Talvez fosse apenas um jogo emocional, uma forma de chamar atenção? Uma vontade individualista indiferente ao impacto na vida do marido? Irresponsabilidade com efeitos fatais? Difícil responder com exatidão. Para um ponto tão elementar, diretamente abordado pela trama e com tanto impacto nos eventos consequentes, poderia ter sido abordado com mais profundidade. Afinal de contas, ninguém se divorcia por teimosia cotidiana nem faz parte da personalidade de Simin uma característica tão peculiar como essa. “A Separação” realiza um excelente trabalho na expansão de um atrito simples para algo envolvendo outras pessoas e caráteres diferentes, mas esquece de estabelecer uma motivação mais clara para a origem de tudo. Quem sabe alguém mais familiar com a situação do Irã nos anos precedentes ao filme pode enxergar melhor um motivo para ela querer sair do país. De qualquer forma, é difícil ignorar como só um dos lados da balança é fortalecido, deixando o outro em explícita desvantagem dentro do contexto do longa-metragem.

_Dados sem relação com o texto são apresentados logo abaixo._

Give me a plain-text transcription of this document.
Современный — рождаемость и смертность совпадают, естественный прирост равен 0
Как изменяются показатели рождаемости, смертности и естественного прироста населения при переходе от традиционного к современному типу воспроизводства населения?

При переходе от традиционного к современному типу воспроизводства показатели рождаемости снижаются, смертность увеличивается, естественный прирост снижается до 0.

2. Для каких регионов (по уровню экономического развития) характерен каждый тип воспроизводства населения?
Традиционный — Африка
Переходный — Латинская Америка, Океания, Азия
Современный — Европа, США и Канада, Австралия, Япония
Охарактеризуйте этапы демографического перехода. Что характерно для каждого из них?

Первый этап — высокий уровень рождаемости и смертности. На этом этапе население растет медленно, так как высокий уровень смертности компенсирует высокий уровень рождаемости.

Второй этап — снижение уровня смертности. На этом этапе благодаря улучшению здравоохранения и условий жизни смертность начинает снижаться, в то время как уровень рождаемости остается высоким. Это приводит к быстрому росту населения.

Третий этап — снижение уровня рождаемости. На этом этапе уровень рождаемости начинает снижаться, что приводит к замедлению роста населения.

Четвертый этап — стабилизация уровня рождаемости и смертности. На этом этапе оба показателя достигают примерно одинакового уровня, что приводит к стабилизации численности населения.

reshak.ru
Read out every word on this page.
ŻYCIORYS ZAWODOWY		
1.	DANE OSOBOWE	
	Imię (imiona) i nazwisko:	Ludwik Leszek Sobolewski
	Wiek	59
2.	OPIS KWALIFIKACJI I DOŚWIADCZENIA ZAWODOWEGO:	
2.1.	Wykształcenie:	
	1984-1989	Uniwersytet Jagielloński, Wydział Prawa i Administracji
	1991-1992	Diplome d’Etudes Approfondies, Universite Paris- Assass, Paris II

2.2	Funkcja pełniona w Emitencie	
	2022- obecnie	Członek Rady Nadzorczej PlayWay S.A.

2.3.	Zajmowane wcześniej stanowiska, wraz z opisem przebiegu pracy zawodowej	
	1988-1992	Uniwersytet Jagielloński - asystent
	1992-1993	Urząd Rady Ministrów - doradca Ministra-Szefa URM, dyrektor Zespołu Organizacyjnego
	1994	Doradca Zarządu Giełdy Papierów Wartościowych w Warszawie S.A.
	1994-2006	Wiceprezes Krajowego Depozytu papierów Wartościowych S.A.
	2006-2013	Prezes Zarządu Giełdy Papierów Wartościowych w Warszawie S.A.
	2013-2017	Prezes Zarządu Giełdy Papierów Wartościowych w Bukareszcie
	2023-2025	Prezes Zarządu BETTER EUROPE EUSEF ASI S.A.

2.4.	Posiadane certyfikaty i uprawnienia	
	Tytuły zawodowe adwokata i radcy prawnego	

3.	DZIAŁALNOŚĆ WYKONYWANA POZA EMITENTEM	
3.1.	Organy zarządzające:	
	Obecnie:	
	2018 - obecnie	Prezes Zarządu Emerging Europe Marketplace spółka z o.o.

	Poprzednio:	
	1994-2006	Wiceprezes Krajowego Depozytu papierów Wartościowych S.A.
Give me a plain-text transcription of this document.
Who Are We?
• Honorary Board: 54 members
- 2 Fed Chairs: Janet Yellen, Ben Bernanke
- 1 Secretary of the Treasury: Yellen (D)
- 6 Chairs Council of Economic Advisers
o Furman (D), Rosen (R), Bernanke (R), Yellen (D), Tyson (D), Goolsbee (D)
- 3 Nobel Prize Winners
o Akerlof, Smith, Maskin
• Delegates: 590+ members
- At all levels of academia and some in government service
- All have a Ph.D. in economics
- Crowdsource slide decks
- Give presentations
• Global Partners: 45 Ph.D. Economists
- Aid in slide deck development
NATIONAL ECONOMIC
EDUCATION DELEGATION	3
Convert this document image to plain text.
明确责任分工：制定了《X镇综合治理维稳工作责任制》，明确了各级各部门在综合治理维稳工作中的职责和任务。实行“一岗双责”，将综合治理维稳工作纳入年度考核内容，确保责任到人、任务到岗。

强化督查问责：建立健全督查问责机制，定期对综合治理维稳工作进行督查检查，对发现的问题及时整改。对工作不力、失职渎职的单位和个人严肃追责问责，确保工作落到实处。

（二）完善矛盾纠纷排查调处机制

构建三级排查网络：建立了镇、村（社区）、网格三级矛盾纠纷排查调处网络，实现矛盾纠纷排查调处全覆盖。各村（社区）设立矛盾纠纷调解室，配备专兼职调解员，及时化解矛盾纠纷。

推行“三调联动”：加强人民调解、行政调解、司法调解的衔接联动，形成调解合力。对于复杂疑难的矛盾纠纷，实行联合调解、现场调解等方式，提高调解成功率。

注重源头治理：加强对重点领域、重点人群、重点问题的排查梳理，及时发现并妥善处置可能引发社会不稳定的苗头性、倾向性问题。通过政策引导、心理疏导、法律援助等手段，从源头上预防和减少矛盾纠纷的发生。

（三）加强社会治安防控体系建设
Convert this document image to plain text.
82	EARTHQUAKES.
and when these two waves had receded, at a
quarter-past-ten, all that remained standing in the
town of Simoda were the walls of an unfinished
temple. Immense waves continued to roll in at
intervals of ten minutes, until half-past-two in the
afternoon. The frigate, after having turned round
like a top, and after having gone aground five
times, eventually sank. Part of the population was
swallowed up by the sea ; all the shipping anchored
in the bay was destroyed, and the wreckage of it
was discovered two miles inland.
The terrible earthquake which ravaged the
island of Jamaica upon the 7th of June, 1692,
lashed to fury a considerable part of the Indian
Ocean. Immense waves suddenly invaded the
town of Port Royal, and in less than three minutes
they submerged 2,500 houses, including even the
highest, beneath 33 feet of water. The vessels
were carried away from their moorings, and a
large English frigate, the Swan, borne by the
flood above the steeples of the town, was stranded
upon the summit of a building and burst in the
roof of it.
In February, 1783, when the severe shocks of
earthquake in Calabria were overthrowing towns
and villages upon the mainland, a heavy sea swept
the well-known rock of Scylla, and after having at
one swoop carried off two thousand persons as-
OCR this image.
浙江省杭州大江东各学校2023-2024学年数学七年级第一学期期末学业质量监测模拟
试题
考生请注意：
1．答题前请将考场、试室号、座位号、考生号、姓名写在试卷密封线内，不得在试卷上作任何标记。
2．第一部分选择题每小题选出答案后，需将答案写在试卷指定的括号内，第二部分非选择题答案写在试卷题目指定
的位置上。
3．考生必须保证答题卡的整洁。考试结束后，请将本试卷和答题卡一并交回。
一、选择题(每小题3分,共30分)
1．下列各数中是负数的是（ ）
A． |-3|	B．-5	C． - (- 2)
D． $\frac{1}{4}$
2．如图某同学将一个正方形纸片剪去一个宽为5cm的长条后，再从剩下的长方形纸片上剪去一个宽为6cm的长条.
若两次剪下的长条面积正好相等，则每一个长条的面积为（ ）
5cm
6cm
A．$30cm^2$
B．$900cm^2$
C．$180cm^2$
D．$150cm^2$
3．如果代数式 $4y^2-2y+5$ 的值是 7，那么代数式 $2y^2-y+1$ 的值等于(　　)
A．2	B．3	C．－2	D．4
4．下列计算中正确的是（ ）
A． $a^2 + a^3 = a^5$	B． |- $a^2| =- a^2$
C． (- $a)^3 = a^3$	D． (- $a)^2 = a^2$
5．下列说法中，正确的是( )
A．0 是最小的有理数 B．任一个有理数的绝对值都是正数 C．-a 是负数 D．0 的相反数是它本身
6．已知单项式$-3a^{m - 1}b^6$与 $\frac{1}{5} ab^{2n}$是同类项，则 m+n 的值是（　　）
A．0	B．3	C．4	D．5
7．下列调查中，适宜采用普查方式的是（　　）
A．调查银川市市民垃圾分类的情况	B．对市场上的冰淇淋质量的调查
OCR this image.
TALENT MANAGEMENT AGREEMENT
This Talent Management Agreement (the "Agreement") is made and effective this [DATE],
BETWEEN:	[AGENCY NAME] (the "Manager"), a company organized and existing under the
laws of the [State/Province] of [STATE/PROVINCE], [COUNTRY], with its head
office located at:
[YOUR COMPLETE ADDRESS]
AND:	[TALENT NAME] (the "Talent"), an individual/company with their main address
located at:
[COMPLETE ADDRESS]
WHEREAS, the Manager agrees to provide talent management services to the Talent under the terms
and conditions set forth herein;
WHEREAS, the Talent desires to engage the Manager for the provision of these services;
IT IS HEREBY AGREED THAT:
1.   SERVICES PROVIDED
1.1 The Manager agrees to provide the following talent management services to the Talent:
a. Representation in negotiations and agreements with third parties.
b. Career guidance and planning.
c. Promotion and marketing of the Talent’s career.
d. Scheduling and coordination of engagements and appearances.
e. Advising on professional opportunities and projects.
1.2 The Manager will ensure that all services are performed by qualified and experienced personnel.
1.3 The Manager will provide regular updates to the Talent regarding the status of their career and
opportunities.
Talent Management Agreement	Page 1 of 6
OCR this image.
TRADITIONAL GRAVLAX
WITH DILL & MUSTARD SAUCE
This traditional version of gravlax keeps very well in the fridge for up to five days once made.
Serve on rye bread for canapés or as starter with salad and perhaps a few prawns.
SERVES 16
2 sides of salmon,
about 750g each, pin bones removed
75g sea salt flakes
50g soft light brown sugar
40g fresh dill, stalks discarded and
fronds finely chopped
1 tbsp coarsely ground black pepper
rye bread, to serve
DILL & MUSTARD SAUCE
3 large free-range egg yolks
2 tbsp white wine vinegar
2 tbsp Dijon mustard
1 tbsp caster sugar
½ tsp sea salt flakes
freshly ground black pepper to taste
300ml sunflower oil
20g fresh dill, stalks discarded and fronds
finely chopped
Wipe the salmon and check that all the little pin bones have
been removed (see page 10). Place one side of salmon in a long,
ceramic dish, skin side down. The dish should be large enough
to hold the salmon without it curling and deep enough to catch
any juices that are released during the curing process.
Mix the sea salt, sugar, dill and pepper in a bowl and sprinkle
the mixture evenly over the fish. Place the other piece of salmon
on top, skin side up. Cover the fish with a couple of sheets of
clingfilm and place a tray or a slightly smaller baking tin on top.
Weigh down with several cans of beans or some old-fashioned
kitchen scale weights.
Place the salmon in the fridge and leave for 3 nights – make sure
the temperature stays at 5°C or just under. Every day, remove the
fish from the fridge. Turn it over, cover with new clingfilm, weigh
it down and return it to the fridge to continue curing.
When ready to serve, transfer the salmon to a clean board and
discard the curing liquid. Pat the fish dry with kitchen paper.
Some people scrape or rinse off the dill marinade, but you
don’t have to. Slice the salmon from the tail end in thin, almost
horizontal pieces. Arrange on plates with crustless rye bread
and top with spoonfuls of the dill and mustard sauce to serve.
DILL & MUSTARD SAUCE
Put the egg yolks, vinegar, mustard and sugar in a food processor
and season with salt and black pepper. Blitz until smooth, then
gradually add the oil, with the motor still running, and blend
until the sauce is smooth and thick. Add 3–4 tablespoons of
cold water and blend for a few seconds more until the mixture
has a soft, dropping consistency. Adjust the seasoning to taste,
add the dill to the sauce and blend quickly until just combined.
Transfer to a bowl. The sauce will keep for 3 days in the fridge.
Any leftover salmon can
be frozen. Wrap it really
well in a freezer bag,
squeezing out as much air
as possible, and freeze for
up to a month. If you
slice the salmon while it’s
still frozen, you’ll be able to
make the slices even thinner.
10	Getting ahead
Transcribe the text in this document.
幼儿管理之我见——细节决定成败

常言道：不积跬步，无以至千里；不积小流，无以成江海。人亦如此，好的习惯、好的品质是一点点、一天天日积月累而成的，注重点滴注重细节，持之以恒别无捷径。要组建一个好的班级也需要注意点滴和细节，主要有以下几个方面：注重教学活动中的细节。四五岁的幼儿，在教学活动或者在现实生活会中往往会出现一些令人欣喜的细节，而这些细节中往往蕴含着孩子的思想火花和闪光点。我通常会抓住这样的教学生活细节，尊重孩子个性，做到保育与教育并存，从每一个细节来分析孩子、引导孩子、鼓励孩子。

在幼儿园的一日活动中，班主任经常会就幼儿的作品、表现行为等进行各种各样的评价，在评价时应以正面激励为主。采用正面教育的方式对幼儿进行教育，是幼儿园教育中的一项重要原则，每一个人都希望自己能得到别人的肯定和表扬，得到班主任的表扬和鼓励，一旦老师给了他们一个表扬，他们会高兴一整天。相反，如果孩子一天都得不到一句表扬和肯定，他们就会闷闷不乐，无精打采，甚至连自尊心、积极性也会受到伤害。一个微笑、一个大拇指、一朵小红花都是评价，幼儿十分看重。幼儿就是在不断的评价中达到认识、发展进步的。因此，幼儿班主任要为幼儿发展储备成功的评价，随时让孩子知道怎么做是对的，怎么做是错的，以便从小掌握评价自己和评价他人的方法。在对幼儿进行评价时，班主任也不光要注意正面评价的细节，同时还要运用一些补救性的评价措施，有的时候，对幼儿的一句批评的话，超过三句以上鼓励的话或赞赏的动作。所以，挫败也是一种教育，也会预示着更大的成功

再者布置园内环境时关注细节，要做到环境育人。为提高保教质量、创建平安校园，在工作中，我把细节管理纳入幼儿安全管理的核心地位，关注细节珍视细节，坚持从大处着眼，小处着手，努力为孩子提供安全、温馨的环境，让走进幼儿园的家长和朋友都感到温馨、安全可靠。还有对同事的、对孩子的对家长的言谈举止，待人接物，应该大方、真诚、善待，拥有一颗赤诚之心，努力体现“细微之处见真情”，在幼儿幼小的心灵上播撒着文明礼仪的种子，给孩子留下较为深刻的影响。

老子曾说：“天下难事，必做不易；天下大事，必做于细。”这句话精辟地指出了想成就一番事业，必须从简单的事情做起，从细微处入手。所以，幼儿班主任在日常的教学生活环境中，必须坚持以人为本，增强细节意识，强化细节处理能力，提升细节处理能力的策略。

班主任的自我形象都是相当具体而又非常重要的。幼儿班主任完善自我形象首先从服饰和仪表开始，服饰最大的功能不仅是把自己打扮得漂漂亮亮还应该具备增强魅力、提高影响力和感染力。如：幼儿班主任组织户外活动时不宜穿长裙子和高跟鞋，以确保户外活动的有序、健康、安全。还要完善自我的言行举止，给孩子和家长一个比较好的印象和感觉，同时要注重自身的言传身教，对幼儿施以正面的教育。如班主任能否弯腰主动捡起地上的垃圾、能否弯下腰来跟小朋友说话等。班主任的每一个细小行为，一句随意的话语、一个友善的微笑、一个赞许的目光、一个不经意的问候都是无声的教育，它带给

Mas este problema, apesar de estar localizado na base de todo o desenvolvimento da trama, não estraga o filme, longe disso. Só fica como uma unha encravada que incomoda toda vez que a esposa reaparece na história para lembrar o espectador que nunca deu um bom motivo para causar tudo aquilo. Se for para pensar em algo negativo mesmo, é mais automático lembrar de uma atriz que faz o papel de referência moral do caráter mais artificial, sempre com um semblante tosco julgando e analisando os eventos ao seu redor. Felizmente, “A Separação” acerta em todo o resto. Toda vez que lembro do filme é de como eu ficava preso à incapacidade dos personagens de facilitar suas próprias vidas usando uma escolha sensata de palavras, de como o tal efeito borboleta chega sem aviso nem pena ao transformar atos pequenos em uma corrente de estresse e desgaste. Essa é a verdadeira força da obra, cujo peso é muito mais sentido que qualquer deslize.